Charlie y la fábrica de adoctrinamiento

Charlie y la fábrica de adoctrinamiento
  • Carla de la Lá
  • Escritora, periodista y profesora de la Universidad San Pablo CEU. Directora de la agencia Globe Comunicación en Madrid. Escribo sobre política y estilo de vida.

Yo no he sido adoctrinada. La casa de mis padres era y es, un espacio heterogéneo poblado por filosofías antitéticas, donde no prevalecía ninguna. En mi vida adulta, con amigos y allegados, procuro mantenerme en el mismo respeto y tolerancia que recibí, pero temo que la sociedad que hemos creado no sea, para nuestros hijos, sino masa obediente y promotora de un individuo que ya no es soberano, sino colectivo.

¿Soy muy idealista o la enseñanza está sufriendo un asalto a sus fundamentos eliminando la riqueza del intercambio a favor de una pestilente uniformidad?

¡Un poco de historia! Los máximos exponentes en violencia educacional y la abusiva intromisión en el moldeado de los futuros adultos la encontramos, ¡adivinen!, en el nacionalsocialismo y el comunismo del siglo XX.

En España, los poderes y minorías que unidas nos gobiernan, y que no se corresponden con el sentir de la mayoría de los españoles, también han decidido adoctrinar a los menores en aras de “la educación en la diversidad” y yo me permito, queridos amigues, hacer un sencillo análisis de lo que significan ambos conceptos: adoctrinamiento y educación y de las consecuencias que este fenómeno (menores ignorantes y obedientes) tendrá a corto, medio y largo plazo para los niños, la sociedad y el futuro político de todes.

Educar no es otra cosa que enseñar a discrepar y dar a los estudiantes las herramientas para generar pensamiento propio a través de la cultura del esfuerzo y del sacrificio porque sin disciplina y renuncia, no hay desarrollo. Hacerlos, mediante un aprendizaje imparcial de los fenómenos, la ciencia y la historia, capaces de comprender el entorno y desarrollar criterio. ¡Estudiantes distintos, personas con distintos pareceres políticos, estéticos y morales!

Lo que está ocurriendo en España y en otros regímenes del mismo pelo es lo contrario. Se abaratan los aprobados, volamos sin cinturones a la cultura de la recompensa inmediata y de la mediocridad pandémica con una clara «perspectiva de género», antiliberal, anticapitalista y anti empresa.
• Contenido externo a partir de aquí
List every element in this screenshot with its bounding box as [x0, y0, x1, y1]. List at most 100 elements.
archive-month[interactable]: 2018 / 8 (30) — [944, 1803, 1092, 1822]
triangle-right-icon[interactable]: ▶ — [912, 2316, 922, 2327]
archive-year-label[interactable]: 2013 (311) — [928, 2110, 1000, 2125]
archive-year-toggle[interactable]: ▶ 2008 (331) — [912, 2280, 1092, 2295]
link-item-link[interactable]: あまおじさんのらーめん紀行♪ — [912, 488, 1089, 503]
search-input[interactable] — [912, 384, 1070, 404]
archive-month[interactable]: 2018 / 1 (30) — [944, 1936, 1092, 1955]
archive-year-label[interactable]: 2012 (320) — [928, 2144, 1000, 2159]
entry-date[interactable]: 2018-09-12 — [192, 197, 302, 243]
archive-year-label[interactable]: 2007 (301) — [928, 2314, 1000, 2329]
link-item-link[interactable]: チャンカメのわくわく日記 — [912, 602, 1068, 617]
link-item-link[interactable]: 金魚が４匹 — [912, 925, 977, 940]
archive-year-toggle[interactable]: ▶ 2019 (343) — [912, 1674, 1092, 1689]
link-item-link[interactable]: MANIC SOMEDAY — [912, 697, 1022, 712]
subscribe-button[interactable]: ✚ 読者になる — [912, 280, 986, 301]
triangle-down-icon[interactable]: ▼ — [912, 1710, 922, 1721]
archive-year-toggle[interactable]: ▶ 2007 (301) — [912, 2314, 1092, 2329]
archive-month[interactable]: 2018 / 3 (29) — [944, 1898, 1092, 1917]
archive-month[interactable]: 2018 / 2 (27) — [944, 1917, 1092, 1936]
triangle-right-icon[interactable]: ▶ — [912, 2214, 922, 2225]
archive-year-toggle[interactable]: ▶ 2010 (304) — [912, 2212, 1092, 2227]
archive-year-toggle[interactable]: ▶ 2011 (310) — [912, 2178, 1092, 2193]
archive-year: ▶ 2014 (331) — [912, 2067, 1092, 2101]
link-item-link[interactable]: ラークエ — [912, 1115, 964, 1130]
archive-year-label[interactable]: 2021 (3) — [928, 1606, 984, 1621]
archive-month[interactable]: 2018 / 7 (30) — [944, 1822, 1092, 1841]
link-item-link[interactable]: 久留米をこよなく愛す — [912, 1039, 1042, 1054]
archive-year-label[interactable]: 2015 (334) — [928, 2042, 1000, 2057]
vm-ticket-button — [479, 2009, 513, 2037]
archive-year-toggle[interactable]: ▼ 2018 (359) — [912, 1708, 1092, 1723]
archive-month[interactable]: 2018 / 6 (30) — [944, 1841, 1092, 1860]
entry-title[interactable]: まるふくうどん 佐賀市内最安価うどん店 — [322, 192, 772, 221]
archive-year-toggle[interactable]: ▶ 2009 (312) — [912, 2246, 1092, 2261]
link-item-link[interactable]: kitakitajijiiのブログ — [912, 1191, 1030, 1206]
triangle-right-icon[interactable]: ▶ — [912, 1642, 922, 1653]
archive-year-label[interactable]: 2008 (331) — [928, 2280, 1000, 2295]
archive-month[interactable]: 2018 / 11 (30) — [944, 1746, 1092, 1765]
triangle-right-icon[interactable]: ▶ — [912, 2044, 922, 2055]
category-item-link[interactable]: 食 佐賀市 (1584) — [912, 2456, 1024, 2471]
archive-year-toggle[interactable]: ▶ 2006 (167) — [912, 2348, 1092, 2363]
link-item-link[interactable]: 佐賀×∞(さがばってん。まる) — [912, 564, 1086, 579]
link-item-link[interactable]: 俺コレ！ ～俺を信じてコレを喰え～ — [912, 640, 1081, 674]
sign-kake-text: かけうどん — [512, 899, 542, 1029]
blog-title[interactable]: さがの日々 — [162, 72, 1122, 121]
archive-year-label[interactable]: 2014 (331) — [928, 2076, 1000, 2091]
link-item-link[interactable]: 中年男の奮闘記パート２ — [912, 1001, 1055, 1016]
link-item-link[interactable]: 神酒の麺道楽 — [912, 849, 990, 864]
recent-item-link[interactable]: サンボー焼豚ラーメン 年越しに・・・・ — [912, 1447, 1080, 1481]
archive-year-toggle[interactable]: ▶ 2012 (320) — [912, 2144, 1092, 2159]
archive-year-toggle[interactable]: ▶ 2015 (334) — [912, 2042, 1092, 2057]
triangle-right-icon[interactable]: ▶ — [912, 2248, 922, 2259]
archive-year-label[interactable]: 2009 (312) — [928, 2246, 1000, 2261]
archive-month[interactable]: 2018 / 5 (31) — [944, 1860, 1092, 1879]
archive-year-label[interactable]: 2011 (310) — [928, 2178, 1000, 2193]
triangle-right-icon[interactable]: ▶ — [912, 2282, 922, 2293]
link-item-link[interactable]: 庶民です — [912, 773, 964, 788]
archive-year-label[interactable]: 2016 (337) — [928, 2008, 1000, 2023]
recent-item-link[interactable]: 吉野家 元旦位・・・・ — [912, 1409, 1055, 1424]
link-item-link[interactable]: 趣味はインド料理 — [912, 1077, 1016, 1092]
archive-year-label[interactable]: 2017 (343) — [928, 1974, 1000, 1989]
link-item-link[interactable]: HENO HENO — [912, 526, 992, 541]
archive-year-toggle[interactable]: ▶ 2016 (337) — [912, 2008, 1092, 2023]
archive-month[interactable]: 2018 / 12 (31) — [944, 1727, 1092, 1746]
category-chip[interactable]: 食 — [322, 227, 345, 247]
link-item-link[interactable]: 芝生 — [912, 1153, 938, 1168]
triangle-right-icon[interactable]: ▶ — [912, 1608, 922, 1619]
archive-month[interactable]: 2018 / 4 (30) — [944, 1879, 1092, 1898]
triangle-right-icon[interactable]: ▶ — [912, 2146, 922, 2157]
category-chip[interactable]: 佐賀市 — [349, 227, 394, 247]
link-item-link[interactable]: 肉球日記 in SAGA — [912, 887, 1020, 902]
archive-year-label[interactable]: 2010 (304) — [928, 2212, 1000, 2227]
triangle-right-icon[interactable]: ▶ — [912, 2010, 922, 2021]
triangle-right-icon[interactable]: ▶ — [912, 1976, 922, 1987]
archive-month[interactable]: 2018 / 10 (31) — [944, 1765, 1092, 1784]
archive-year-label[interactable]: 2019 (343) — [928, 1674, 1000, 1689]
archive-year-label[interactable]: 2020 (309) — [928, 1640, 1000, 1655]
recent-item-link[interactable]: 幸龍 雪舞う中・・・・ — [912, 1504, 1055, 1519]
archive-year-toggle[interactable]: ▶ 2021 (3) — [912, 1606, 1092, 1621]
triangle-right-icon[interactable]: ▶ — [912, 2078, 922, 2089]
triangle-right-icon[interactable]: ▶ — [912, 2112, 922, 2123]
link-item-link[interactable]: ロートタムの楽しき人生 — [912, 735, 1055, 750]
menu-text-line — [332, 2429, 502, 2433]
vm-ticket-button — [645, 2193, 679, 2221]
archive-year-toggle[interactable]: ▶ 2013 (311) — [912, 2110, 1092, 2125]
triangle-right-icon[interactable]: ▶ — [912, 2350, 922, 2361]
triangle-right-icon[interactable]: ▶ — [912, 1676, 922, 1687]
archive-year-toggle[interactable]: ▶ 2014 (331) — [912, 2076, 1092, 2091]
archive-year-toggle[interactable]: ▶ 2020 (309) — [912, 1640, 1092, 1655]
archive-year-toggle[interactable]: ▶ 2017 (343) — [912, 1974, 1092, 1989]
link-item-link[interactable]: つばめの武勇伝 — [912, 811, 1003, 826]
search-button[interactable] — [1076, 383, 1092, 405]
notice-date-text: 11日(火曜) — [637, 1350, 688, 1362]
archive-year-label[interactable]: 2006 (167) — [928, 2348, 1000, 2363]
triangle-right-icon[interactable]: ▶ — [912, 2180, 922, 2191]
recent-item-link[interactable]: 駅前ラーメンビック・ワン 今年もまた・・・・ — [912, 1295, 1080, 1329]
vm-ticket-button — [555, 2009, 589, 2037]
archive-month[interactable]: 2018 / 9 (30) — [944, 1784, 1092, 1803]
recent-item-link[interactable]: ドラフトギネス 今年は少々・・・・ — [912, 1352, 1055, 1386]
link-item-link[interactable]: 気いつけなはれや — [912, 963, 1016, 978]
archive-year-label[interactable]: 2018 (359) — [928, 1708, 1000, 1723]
Con arreglo a la sana doctrina de la coalición, nuestros hijes no sabrán nunca que los liberales fueron los que impulsaron las libertades, la prensa libre, los limites a los poderes, la división de los mismos o que fueron los liberales los que eliminaron la esclavitud, por ejemplo.
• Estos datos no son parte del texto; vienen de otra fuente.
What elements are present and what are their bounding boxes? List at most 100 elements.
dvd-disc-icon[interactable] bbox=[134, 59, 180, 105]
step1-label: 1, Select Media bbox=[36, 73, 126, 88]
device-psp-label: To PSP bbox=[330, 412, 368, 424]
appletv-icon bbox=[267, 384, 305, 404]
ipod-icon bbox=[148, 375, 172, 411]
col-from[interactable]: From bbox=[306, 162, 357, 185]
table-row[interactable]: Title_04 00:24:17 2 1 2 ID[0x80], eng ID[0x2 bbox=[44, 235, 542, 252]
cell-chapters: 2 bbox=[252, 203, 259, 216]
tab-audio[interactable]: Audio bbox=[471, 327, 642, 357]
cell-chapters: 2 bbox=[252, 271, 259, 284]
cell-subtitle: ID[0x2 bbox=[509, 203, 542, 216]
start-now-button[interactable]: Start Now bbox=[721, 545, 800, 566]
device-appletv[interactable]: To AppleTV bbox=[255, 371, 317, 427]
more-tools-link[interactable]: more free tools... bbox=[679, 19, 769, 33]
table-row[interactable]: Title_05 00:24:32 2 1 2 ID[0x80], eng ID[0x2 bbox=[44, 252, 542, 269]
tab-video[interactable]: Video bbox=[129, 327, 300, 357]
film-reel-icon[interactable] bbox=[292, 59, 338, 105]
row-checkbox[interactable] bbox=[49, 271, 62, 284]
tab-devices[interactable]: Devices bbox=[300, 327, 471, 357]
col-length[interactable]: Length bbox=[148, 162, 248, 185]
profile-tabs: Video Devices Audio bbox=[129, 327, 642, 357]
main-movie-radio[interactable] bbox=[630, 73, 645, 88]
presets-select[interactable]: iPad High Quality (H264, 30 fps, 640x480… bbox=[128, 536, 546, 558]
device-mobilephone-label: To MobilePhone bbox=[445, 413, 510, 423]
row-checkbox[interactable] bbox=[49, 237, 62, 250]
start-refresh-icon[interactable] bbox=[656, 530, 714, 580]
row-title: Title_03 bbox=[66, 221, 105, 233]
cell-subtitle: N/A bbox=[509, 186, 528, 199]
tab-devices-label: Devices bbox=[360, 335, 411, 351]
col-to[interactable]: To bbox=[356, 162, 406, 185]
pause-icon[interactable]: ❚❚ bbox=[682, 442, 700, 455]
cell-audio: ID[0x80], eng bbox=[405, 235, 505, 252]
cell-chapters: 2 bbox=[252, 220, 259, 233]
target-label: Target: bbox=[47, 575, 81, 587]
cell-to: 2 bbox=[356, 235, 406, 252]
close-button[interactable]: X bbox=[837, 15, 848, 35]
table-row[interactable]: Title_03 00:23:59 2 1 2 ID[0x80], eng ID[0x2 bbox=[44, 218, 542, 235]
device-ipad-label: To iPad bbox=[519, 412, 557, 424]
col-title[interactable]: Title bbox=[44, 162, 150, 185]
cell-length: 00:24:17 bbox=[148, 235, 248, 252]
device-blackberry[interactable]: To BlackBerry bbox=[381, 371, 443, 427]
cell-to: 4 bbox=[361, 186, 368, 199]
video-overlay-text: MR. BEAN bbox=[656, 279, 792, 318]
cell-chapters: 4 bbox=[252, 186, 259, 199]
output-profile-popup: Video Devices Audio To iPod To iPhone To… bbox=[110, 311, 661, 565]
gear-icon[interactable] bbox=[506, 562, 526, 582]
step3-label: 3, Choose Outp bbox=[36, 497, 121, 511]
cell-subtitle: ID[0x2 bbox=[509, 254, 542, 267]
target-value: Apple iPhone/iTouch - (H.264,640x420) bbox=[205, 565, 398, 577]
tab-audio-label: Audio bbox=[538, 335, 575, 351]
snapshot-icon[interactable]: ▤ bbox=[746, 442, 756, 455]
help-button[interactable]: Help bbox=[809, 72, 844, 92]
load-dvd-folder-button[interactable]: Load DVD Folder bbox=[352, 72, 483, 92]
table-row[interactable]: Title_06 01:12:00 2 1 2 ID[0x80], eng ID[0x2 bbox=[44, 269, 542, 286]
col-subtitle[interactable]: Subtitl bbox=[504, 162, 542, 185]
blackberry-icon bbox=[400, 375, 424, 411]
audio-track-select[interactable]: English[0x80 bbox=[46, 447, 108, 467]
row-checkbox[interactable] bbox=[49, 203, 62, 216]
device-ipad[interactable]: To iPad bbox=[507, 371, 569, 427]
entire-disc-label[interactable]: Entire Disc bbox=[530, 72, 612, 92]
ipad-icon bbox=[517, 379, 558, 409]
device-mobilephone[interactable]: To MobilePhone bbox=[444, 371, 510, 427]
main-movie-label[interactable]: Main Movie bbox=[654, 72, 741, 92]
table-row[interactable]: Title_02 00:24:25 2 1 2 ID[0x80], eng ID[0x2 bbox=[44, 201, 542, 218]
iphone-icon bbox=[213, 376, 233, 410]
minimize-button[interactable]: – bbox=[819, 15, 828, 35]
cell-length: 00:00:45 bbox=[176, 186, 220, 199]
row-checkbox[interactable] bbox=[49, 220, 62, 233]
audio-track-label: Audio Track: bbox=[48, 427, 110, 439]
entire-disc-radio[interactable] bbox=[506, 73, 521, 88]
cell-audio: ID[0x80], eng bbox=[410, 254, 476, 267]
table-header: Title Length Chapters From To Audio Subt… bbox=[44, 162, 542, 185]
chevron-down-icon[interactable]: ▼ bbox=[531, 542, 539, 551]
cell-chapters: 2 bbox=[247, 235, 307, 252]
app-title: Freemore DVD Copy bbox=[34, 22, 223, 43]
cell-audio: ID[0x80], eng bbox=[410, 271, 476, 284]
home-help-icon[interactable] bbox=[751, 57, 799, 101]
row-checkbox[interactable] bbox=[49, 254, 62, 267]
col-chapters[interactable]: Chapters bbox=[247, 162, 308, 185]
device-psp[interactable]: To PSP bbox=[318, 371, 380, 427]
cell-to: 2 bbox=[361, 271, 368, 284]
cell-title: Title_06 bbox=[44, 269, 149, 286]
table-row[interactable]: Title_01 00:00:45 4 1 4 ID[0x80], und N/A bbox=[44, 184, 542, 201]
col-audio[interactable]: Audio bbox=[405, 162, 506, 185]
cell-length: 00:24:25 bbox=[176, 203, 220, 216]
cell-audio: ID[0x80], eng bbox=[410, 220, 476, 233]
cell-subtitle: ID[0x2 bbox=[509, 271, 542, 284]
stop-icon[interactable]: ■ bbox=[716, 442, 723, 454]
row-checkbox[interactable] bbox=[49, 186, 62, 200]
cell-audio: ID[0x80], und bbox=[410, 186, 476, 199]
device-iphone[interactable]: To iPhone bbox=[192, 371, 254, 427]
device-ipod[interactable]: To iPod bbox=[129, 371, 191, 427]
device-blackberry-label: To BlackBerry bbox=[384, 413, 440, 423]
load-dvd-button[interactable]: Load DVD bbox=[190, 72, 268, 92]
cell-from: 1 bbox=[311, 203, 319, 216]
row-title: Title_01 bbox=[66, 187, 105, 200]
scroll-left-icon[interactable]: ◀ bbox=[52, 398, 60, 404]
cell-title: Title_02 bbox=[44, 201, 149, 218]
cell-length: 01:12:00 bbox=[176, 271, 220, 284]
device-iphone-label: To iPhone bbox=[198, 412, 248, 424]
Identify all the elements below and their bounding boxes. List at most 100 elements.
Nuestros vástagos saldrán del cole embrutecidos, aborricados, dando volteretas de bufones saltarines, perfectos zombis electorales, desconociendo que los países con más libertad económica y cultural son aquellos donde existe una menor mortalidad infantil y donde la esperanza de vida es mayor.

Hablamos, claro está, de la enseñanza pública que es donde se está gestando el drama sobre los que no cuentan con el poderío económico suficiente para elegir colegio o no tienen unos padres aptos en tiempo y capacidades para ofrecerles home schoolling. Casi todos.
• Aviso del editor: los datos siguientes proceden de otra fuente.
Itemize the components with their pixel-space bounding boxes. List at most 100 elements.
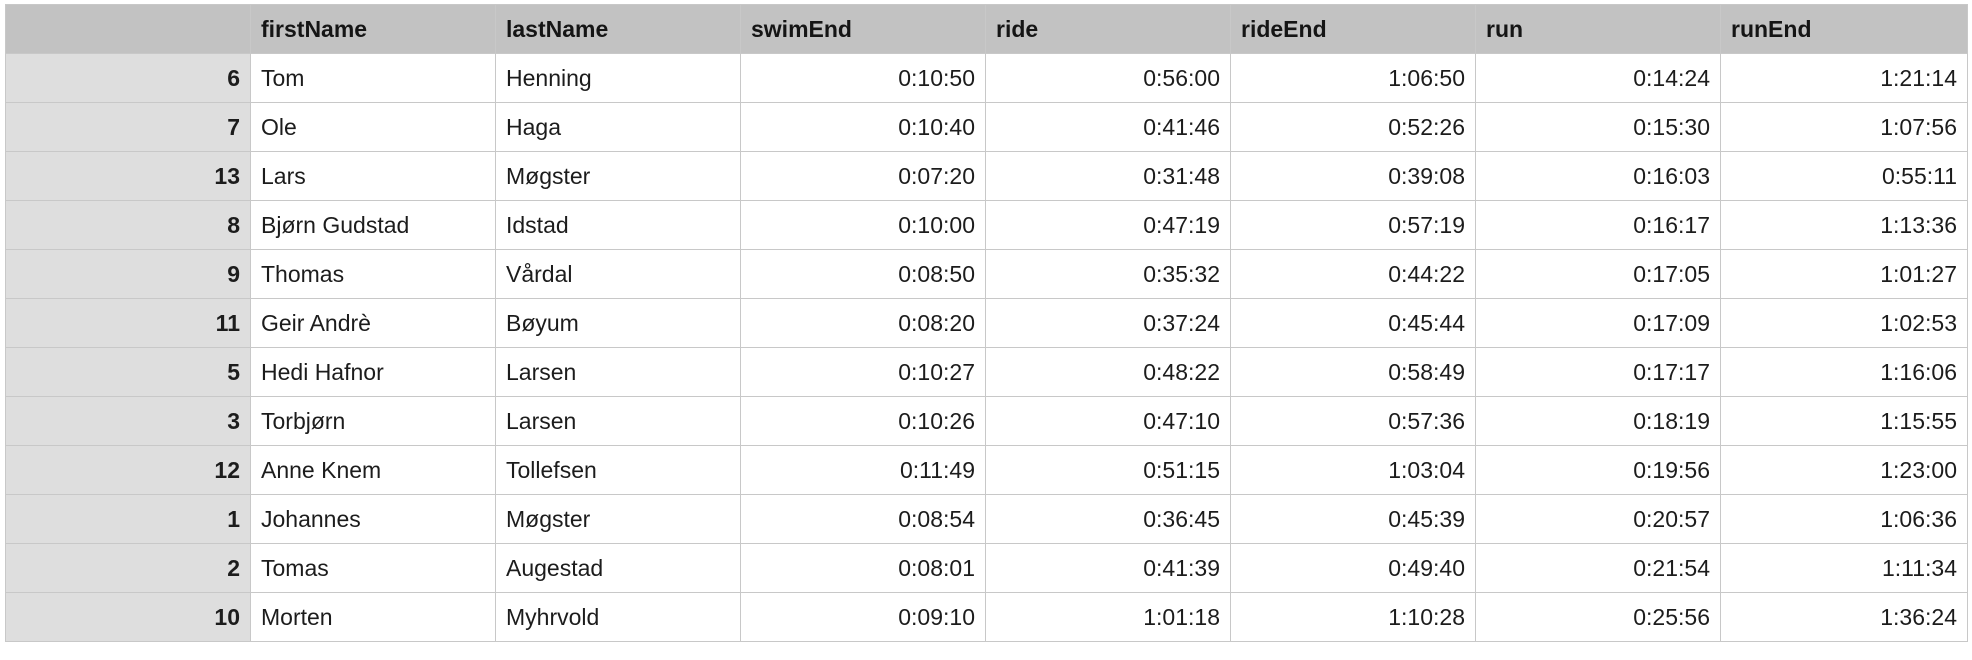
cell-rideend[interactable]: 1:06:50 xyxy=(1230,53,1476,103)
cell-run[interactable]: 0:16:17 xyxy=(1475,200,1721,250)
cell-swimend[interactable]: 0:08:54 xyxy=(740,494,986,544)
cell-run[interactable]: 0:25:56 xyxy=(1475,592,1721,642)
cell-rideend[interactable]: 0:57:36 xyxy=(1230,396,1476,446)
cell-lastname[interactable]: Larsen xyxy=(495,396,741,446)
cell-firstname[interactable]: Johannes xyxy=(250,494,496,544)
corner-cell[interactable] xyxy=(5,4,251,54)
cell-run[interactable]: 0:17:05 xyxy=(1475,249,1721,299)
column-header-rideend[interactable]: rideEnd xyxy=(1230,4,1476,54)
cell-ride[interactable]: 0:47:10 xyxy=(985,396,1231,446)
cell-ride[interactable]: 0:35:32 xyxy=(985,249,1231,299)
cell-swimend[interactable]: 0:08:50 xyxy=(740,249,986,299)
cell-rideend[interactable]: 0:58:49 xyxy=(1230,347,1476,397)
cell-ride[interactable]: 0:56:00 xyxy=(985,53,1231,103)
row-header[interactable]: 2 xyxy=(5,543,251,593)
cell-swimend[interactable]: 0:10:50 xyxy=(740,53,986,103)
cell-firstname[interactable]: Geir Andrè xyxy=(250,298,496,348)
cell-rideend[interactable]: 0:39:08 xyxy=(1230,151,1476,201)
cell-swimend[interactable]: 0:08:20 xyxy=(740,298,986,348)
cell-swimend[interactable]: 0:09:10 xyxy=(740,592,986,642)
cell-firstname[interactable]: Ole xyxy=(250,102,496,152)
column-header-runend[interactable]: runEnd xyxy=(1720,4,1968,54)
row-header[interactable]: 13 xyxy=(5,151,251,201)
cell-rideend[interactable]: 0:57:19 xyxy=(1230,200,1476,250)
cell-run[interactable]: 0:16:03 xyxy=(1475,151,1721,201)
cell-swimend[interactable]: 0:11:49 xyxy=(740,445,986,495)
cell-firstname[interactable]: Tomas xyxy=(250,543,496,593)
cell-lastname[interactable]: Bøyum xyxy=(495,298,741,348)
cell-runend[interactable]: 1:13:36 xyxy=(1720,200,1968,250)
cell-runend[interactable]: 1:21:14 xyxy=(1720,53,1968,103)
cell-swimend[interactable]: 0:10:40 xyxy=(740,102,986,152)
cell-run[interactable]: 0:17:09 xyxy=(1475,298,1721,348)
row-header[interactable]: 11 xyxy=(5,298,251,348)
column-header-lastname[interactable]: lastName xyxy=(495,4,741,54)
cell-ride[interactable]: 0:48:22 xyxy=(985,347,1231,397)
cell-runend[interactable]: 1:36:24 xyxy=(1720,592,1968,642)
cell-runend[interactable]: 1:15:55 xyxy=(1720,396,1968,446)
cell-runend[interactable]: 1:01:27 xyxy=(1720,249,1968,299)
row-header[interactable]: 9 xyxy=(5,249,251,299)
cell-lastname[interactable]: Henning xyxy=(495,53,741,103)
cell-run[interactable]: 0:14:24 xyxy=(1475,53,1721,103)
cell-firstname[interactable]: Morten xyxy=(250,592,496,642)
cell-lastname[interactable]: Møgster xyxy=(495,151,741,201)
cell-ride[interactable]: 0:41:39 xyxy=(985,543,1231,593)
row-header[interactable]: 5 xyxy=(5,347,251,397)
cell-firstname[interactable]: Tom xyxy=(250,53,496,103)
row-header[interactable]: 12 xyxy=(5,445,251,495)
cell-ride[interactable]: 0:36:45 xyxy=(985,494,1231,544)
cell-runend[interactable]: 0:55:11 xyxy=(1720,151,1968,201)
cell-runend[interactable]: 1:02:53 xyxy=(1720,298,1968,348)
row-header[interactable]: 10 xyxy=(5,592,251,642)
cell-rideend[interactable]: 0:44:22 xyxy=(1230,249,1476,299)
cell-runend[interactable]: 1:11:34 xyxy=(1720,543,1968,593)
cell-rideend[interactable]: 1:03:04 xyxy=(1230,445,1476,495)
row-header[interactable]: 6 xyxy=(5,53,251,103)
column-header-firstname[interactable]: firstName xyxy=(250,4,496,54)
cell-swimend[interactable]: 0:10:00 xyxy=(740,200,986,250)
cell-lastname[interactable]: Larsen xyxy=(495,347,741,397)
cell-lastname[interactable]: Augestad xyxy=(495,543,741,593)
cell-swimend[interactable]: 0:10:27 xyxy=(740,347,986,397)
cell-firstname[interactable]: Hedi Hafnor xyxy=(250,347,496,397)
cell-ride[interactable]: 0:31:48 xyxy=(985,151,1231,201)
column-header-swimend[interactable]: swimEnd xyxy=(740,4,986,54)
cell-runend[interactable]: 1:23:00 xyxy=(1720,445,1968,495)
cell-rideend[interactable]: 1:10:28 xyxy=(1230,592,1476,642)
cell-firstname[interactable]: Torbjørn xyxy=(250,396,496,446)
cell-runend[interactable]: 1:06:36 xyxy=(1720,494,1968,544)
cell-rideend[interactable]: 0:49:40 xyxy=(1230,543,1476,593)
column-header-run[interactable]: run xyxy=(1475,4,1721,54)
row-header[interactable]: 3 xyxy=(5,396,251,446)
cell-run[interactable]: 0:15:30 xyxy=(1475,102,1721,152)
column-header-ride[interactable]: ride xyxy=(985,4,1231,54)
cell-runend[interactable]: 1:16:06 xyxy=(1720,347,1968,397)
cell-lastname[interactable]: Haga xyxy=(495,102,741,152)
cell-lastname[interactable]: Tollefsen xyxy=(495,445,741,495)
cell-firstname[interactable]: Lars xyxy=(250,151,496,201)
cell-firstname[interactable]: Bjørn Gudstad xyxy=(250,200,496,250)
cell-rideend[interactable]: 0:45:44 xyxy=(1230,298,1476,348)
cell-ride[interactable]: 0:51:15 xyxy=(985,445,1231,495)
cell-run[interactable]: 0:21:54 xyxy=(1475,543,1721,593)
cell-run[interactable]: 0:20:57 xyxy=(1475,494,1721,544)
cell-firstname[interactable]: Anne Knem xyxy=(250,445,496,495)
cell-runend[interactable]: 1:07:56 xyxy=(1720,102,1968,152)
cell-firstname[interactable]: Thomas xyxy=(250,249,496,299)
cell-lastname[interactable]: Møgster xyxy=(495,494,741,544)
cell-rideend[interactable]: 0:45:39 xyxy=(1230,494,1476,544)
cell-lastname[interactable]: Idstad xyxy=(495,200,741,250)
cell-ride[interactable]: 0:37:24 xyxy=(985,298,1231,348)
cell-swimend[interactable]: 0:07:20 xyxy=(740,151,986,201)
cell-lastname[interactable]: Vårdal xyxy=(495,249,741,299)
cell-ride[interactable]: 0:41:46 xyxy=(985,102,1231,152)
cell-lastname[interactable]: Myhrvold xyxy=(495,592,741,642)
row-header[interactable]: 8 xyxy=(5,200,251,250)
cell-run[interactable]: 0:17:17 xyxy=(1475,347,1721,397)
cell-swimend[interactable]: 0:08:01 xyxy=(740,543,986,593)
row-header[interactable]: 1 xyxy=(5,494,251,544)
row-header[interactable]: 7 xyxy=(5,102,251,152)
cell-swimend[interactable]: 0:10:26 xyxy=(740,396,986,446)
cell-rideend[interactable]: 0:52:26 xyxy=(1230,102,1476,152)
Los alumnos de la pública y sus mentes receptivas e indefensas recibirán los mantras del régimen y acatarán la doctrina del buen ciudadano y futuro votante, es decir el idiota útil junior, donde cualquier rasgo de insurgencia o divergencia serán castigados

El profesor-adoctrinador, que en muchos casos también es víctima amordazada, tratará de que el adoctrinado no razone críticamente y no disienta del catecismo del sistema. Pero, ¿y los padres?

¿Por qué no estallan los jóvenes y energéticos padres y salen a las calles a quemar contendores (sentido figurado) y lanzar cócteles molotov (metafóricos, por favor) junto a los profesionales del sector, clamando juntos por los límites entre educación y adoctrinamiento?

¿Incentivan los padres actuales el esfuerzo y la crítica en sus hijos y lo que más odian sus ideólogos: “la meritocracia” o se han convertido en siervos delegando sus deberes de educadores?

No caigamos, al menos, en la desidia de ser “de mentes tan abiertas, que se nos caiga el cerebro” (Chesterton).